Voorzitter! De door mij gestelde vragen zijn duidelijk. Met name over het eerste punt wil ik nog iets duidelijker vragen of de minister alsnog bereid is om in de nieuwe regeling desnoods via een circulaire, maar het liefst in een AMvB, een splitsing te maken die uitkomt in de buurt van acht jaar. De daarbij behorende grens en de grensovergang wil ik nu niet bespreken, maar met die splitsing hoop ik te bereiken dat er alleen maar sprake is van het ingaan van de TBS na eenderde van de tijd beneden die grens, en pas na tweederde van die tijd boven die grens.

Voorzitter! Het is duidelijk dat bij mijn fractie grote aarzelingen bestaan over dit wetsvoorstel. Het zal van de antwoorden van de minister afhangen, welk standpunt wij ten slotte zullen bepalen.
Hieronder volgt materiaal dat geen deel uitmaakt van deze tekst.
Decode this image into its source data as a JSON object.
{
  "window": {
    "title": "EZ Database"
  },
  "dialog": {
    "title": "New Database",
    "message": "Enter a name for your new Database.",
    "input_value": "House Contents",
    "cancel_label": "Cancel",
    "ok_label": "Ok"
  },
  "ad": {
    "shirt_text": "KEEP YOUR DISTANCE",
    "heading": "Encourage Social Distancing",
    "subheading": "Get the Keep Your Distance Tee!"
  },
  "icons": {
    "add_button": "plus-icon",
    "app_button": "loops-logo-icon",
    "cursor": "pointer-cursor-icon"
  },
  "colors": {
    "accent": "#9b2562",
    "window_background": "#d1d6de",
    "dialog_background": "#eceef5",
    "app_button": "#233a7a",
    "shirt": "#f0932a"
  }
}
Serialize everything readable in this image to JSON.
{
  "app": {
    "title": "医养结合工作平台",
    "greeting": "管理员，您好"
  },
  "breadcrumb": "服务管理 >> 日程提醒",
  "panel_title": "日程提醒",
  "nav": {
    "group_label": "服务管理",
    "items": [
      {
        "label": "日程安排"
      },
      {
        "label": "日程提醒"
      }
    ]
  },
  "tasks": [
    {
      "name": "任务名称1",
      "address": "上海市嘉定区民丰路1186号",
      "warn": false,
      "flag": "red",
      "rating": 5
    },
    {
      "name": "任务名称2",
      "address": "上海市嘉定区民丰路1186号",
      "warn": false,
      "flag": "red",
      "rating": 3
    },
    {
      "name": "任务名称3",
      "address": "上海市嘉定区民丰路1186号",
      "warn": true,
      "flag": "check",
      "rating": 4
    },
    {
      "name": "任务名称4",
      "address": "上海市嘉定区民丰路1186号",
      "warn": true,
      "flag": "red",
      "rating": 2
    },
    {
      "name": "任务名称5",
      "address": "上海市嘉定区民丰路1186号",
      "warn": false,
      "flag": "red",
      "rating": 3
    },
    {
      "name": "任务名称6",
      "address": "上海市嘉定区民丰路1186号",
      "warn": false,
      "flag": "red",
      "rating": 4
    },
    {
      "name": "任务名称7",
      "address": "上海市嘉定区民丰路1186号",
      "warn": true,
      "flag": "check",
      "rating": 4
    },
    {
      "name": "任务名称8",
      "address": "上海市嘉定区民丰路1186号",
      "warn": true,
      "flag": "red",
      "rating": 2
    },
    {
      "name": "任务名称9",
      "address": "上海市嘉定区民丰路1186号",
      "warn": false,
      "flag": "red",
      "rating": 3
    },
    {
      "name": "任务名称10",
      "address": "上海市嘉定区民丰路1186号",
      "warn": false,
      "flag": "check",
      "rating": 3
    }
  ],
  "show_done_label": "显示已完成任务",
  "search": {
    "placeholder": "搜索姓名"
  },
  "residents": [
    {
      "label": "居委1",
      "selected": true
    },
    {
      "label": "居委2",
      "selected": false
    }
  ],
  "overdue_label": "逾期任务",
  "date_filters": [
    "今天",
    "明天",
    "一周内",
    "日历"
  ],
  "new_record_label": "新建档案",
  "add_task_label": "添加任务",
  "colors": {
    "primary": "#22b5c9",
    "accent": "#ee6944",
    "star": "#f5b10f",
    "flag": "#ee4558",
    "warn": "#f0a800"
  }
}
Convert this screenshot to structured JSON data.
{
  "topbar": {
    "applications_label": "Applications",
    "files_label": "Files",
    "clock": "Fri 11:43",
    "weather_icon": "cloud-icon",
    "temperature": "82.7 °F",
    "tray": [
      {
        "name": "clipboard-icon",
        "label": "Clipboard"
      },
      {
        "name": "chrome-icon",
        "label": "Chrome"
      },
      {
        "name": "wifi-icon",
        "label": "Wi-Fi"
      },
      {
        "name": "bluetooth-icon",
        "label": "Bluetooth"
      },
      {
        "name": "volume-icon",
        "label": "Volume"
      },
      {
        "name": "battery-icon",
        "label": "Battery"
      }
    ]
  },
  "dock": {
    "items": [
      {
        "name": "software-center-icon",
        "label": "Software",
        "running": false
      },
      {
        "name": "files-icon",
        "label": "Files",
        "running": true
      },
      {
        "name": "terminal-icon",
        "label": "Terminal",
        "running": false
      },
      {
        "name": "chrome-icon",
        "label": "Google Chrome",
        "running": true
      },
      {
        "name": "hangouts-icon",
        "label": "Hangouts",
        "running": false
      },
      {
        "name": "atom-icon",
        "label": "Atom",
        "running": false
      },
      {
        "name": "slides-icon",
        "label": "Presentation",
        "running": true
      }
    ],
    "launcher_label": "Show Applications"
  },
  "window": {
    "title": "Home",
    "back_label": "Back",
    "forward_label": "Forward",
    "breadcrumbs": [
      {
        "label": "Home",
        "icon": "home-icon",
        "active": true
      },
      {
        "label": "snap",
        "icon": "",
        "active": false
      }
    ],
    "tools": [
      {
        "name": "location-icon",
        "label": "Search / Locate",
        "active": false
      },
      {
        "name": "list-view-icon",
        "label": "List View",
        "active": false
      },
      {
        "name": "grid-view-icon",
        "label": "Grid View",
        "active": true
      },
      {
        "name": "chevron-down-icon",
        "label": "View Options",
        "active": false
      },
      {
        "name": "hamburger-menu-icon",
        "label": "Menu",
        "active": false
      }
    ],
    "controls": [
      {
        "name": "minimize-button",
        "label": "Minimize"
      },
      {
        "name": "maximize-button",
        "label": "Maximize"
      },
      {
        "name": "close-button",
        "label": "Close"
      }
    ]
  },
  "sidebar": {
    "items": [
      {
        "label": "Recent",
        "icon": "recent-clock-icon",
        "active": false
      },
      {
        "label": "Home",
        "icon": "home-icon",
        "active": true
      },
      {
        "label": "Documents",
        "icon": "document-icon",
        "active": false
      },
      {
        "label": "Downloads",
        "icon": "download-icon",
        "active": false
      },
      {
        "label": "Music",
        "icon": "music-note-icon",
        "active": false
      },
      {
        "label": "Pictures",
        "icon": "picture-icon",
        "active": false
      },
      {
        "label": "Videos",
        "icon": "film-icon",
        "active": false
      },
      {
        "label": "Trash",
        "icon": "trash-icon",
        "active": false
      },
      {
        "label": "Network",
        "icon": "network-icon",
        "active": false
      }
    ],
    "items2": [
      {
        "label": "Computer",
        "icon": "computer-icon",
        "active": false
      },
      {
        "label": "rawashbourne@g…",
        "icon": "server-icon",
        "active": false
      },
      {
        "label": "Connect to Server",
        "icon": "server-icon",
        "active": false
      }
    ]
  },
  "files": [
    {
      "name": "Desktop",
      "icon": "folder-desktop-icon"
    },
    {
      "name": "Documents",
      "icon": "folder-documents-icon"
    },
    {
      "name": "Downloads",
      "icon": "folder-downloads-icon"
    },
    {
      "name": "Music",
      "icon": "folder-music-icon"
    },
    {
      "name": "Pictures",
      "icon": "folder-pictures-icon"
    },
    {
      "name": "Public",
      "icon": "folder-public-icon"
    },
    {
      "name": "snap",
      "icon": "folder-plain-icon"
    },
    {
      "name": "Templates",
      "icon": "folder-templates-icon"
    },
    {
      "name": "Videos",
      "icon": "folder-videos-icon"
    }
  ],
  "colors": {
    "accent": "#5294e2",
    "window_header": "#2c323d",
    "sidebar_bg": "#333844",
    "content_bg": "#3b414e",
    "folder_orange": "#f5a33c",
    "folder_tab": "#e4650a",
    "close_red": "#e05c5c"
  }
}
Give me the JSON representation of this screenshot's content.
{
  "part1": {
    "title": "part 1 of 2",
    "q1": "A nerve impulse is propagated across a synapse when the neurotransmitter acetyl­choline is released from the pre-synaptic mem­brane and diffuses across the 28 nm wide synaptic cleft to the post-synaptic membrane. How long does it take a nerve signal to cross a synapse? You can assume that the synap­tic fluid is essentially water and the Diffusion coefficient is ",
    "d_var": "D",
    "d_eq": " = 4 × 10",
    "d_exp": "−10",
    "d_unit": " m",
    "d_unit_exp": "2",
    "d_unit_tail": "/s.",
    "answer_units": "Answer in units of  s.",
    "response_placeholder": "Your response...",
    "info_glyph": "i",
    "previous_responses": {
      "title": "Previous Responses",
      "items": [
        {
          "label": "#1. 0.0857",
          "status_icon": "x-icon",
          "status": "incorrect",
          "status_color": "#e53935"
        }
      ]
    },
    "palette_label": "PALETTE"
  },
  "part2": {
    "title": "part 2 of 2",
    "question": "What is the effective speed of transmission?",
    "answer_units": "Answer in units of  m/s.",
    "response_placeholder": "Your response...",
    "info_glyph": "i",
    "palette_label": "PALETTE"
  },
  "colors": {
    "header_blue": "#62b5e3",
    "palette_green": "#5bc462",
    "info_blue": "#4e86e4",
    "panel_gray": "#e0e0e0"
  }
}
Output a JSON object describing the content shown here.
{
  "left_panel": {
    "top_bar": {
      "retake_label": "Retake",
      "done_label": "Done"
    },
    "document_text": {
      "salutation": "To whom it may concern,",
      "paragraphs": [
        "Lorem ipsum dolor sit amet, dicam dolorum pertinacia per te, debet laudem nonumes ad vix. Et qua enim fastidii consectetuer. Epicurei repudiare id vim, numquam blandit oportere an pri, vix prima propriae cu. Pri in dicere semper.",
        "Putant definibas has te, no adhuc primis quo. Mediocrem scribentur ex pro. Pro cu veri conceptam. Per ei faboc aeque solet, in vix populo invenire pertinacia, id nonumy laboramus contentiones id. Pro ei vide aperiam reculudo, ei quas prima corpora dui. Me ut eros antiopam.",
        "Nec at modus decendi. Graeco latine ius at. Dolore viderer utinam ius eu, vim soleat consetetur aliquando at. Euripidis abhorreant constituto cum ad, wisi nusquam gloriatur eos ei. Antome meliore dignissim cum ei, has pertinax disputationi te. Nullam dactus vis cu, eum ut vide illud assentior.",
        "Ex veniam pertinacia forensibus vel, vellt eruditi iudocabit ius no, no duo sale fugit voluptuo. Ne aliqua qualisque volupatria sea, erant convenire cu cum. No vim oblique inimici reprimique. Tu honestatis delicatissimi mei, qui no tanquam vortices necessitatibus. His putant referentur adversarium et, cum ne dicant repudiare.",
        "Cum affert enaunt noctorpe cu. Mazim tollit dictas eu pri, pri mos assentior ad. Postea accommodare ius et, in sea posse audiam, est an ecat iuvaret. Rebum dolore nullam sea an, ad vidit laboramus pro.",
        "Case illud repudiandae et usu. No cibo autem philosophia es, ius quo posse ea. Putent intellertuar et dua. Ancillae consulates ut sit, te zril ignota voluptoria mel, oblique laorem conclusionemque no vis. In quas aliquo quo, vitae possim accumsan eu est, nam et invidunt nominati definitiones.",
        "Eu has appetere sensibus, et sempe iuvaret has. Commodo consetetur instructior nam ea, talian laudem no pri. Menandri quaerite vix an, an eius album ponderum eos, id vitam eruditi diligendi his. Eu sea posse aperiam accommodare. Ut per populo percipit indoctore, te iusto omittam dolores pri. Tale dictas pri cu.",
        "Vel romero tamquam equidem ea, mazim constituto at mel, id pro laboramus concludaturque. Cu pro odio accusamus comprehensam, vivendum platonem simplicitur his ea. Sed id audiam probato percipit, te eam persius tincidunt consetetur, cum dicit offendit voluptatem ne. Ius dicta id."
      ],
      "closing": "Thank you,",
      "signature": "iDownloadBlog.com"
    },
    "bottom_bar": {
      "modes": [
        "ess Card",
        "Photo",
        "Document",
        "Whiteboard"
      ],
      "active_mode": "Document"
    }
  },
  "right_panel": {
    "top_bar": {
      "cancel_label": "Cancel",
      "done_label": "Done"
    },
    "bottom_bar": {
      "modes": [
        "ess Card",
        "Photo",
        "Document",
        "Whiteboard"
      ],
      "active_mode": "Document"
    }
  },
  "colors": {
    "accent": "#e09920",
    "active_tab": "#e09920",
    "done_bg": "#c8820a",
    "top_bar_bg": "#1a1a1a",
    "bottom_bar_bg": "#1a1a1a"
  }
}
De beraadslaging wordt geschorst.

De voorzitter:

In deze schorsing behandelen wij wetsvoorstel 24869. Aangezien de minister van Sociale Zaken en Werkgelegenheid nog niet aanwezig is, kan die behandeling op dit moment niet plaatsvinden. Ik schors de vergadering daarom voor een theepauze van tien minuten, of zoveel langer als de vergadering van de vaste commissie voor Justitie zal gaan duren, dan wel de minister van Sociale Zaken en Werkgelegenheid ons laat wachten.

De vergadering wordt van 15.15 uur tot 15.45 uur geschorst.